Le résultat final est bluffant car on passe de la sublimation de la récupération par le célèbre artiste béninois Romuald Hamouzé maître dans le « Recycl’Art» [3], à l’ambiance très colorée et enjouée de l’artiste MOKE.

Kin Oye Oye de Moke - ©No Fake In My News

Et le point d’orgue se situe probablement dans le récit qu’on peut avoir en filigrane d’une histoire de l’Afrique du Sud dont les séquelles de l’apartheid restent omniprésentes avec des blessures non pansées. Les contradictions de cette société sont toujours là, les états d’âmes de chacun nous arrachent des larmes . Ci dessous, une oeuvre de l’artiste Jane Alexander.

Infantry with beast de Jane Alexander - ©No Fake In My News

Le festival 100% Afriques à la Villette met en avant un ensemble événements culturels (art, musique, design) ainsi que l’exposition Afriques Capitales qui va jusqu’au 28 mai 2017. La création y est présentée sous forme d’une grande métropole qu’on est invité à découvrir. On y retrouve une nouvelle fois une oeuvre de l’artiste sud-africain William Kentridge à travers une vidéo.

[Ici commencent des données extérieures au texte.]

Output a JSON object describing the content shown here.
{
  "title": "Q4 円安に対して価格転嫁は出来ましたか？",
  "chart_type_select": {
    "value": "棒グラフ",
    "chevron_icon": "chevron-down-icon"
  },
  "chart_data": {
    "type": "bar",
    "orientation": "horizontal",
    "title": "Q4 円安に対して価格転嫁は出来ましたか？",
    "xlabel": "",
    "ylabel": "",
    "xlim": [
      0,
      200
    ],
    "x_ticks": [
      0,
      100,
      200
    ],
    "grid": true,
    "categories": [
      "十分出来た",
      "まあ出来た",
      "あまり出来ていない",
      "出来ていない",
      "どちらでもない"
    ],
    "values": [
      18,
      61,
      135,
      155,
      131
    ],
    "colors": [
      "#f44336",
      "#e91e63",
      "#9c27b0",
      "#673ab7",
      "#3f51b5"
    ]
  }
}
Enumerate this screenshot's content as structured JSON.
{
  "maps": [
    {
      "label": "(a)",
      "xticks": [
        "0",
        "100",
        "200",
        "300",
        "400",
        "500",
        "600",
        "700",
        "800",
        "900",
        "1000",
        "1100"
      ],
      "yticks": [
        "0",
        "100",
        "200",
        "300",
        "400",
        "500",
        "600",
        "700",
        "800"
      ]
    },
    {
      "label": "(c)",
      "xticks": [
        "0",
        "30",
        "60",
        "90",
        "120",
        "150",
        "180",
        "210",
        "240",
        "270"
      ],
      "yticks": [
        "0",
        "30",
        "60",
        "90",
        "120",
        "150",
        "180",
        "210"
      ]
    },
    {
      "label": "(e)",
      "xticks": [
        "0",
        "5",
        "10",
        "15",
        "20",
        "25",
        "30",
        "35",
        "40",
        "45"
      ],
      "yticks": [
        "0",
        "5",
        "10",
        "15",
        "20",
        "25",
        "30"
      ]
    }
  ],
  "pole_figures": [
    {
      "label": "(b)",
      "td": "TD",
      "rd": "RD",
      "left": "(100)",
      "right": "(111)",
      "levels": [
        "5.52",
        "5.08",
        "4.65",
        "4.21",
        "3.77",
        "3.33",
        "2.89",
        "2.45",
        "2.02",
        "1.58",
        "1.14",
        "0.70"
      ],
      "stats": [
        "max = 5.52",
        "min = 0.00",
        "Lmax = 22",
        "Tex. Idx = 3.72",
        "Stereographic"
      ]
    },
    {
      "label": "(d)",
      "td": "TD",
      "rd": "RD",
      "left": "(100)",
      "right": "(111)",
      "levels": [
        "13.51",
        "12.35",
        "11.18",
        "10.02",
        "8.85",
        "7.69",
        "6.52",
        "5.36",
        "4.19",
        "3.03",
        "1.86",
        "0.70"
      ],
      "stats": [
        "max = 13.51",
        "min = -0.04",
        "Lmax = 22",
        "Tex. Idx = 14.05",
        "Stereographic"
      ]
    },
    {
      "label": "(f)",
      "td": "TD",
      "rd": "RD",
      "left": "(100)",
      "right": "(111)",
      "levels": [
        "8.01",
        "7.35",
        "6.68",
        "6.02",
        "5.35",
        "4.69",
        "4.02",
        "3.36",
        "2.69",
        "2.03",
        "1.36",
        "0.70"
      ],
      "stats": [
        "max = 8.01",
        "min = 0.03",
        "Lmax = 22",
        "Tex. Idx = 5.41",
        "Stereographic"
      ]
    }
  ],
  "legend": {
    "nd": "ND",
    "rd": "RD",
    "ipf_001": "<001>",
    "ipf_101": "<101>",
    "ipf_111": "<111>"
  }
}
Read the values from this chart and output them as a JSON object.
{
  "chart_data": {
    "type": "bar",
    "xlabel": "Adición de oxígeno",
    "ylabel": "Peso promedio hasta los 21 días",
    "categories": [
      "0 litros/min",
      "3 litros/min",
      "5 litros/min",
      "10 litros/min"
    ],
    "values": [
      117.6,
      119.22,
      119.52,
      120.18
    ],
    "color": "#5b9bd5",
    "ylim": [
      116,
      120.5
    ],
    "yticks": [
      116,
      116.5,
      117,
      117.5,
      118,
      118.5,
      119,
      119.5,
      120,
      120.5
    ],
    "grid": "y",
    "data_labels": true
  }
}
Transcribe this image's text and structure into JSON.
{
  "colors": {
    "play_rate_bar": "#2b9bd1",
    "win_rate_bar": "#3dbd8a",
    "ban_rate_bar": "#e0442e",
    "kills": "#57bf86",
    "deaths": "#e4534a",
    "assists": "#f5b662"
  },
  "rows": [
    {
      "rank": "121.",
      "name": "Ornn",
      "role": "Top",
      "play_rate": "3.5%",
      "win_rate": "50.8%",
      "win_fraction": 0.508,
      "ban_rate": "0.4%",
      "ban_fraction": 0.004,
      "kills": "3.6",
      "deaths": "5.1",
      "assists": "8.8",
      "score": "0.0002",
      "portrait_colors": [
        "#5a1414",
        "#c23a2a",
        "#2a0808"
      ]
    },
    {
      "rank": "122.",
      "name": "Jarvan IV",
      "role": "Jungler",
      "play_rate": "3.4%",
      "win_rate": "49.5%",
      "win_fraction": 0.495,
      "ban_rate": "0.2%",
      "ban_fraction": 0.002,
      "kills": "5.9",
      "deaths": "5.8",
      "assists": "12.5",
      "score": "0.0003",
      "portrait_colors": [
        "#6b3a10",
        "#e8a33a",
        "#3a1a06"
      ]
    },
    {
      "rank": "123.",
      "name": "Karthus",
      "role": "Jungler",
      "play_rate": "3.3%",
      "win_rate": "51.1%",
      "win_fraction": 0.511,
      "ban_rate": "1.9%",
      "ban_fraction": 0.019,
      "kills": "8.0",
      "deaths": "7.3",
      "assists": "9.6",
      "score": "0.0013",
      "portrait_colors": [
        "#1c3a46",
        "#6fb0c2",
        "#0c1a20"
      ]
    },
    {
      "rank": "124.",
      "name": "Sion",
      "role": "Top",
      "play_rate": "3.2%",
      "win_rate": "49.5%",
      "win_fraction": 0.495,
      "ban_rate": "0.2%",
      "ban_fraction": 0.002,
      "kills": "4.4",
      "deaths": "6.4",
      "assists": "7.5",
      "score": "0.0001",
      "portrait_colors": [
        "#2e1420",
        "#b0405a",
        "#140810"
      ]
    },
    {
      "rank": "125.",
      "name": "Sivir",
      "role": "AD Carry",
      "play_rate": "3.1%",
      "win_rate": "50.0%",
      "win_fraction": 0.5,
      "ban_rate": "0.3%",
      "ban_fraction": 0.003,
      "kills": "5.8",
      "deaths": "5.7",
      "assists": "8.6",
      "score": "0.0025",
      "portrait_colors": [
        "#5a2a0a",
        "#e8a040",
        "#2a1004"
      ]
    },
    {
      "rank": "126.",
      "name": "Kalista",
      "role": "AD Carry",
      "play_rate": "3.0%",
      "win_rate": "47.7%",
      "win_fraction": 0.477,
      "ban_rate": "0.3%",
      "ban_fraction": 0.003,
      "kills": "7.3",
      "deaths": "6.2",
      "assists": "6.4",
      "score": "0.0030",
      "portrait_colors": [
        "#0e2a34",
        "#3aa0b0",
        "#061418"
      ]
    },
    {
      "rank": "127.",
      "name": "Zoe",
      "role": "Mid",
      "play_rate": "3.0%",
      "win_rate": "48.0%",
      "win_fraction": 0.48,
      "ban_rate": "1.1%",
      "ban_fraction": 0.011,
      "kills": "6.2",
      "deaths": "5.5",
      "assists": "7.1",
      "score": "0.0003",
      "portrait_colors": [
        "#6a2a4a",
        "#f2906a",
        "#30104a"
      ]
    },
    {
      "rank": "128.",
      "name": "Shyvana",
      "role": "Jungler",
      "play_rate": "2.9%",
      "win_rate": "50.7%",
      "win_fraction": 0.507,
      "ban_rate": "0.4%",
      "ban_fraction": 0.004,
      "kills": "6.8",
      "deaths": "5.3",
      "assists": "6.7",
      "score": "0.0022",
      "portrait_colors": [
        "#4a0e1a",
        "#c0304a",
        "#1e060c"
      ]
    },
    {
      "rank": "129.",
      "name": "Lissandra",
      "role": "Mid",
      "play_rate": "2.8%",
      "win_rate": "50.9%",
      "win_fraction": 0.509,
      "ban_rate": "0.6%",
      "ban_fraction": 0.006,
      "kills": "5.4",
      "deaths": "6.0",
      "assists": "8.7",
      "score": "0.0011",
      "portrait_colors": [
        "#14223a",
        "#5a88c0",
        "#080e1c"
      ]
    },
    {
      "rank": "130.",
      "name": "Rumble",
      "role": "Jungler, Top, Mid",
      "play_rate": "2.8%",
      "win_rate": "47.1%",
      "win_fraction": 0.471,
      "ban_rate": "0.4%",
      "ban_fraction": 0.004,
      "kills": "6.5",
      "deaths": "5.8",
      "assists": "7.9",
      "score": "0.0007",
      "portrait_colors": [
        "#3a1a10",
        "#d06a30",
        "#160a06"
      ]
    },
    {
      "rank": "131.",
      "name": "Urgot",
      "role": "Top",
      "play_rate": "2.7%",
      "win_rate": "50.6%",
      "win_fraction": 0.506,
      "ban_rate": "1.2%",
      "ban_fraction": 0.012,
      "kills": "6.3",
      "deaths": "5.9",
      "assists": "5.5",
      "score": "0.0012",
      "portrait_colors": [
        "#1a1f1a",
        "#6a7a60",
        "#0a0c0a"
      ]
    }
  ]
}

More sweetly play the dance de William Kentridge - ©No Fake In My News

Le franco-béninois Emo de Medeiros nous invite à interagir par son installation « Points de résistances ».

"Points de résistance" de Emo de Medeiros - ©No Fake In My News

Pascale Marthine Tayou matérialise l’architecture par la suspension des maisons en hauteur et Alexis Peskine nous éblouit avec son magnifique tableau ci dessous.

Tableau d'Alexis Peskine - ©No Fake In My News

On ressort de là riche d’une grande variété d’univers. Mais il serait incomplet de finir cette parenthèse culturelle sans mentionner deux autres expositions actuellement en cours.

L’Afrique des routes au Musée du Quai Branly jusqu’au 12 novembre

Trésors de l’islam en Afrique, de Tombouctou à Zanzibar à l’Institut du Monde Arabe jusqu’au 30 juillet 2017.

Espérons que ces ouvertures économiques et le focus culturel ne se renferment pas aussitôt les évènements achevés et que dans dix ans, l’Afrique tienne sa promesse d’être le lieu de la matérialisation de tout ce qui est perçu aujourd’hui comme novateur.

Escalators - drapeaux pays africains - ©No Fake In My News

Vilédé GNANVO

Sources:

[1] En afrique, Orange ne fait pas que des télécoms ; Delphine Cunny et Pierre Manière ; : Tribune du 28/04/2017 ; p19
[2] Interview de Jean Pigozzi ; Valerie Duponchelle ; Le figaro du 28/04/2017 P34
[3] Le « Recycl’Art » consiste à produire des œuvres neuves avec des objets anciens, récupérés.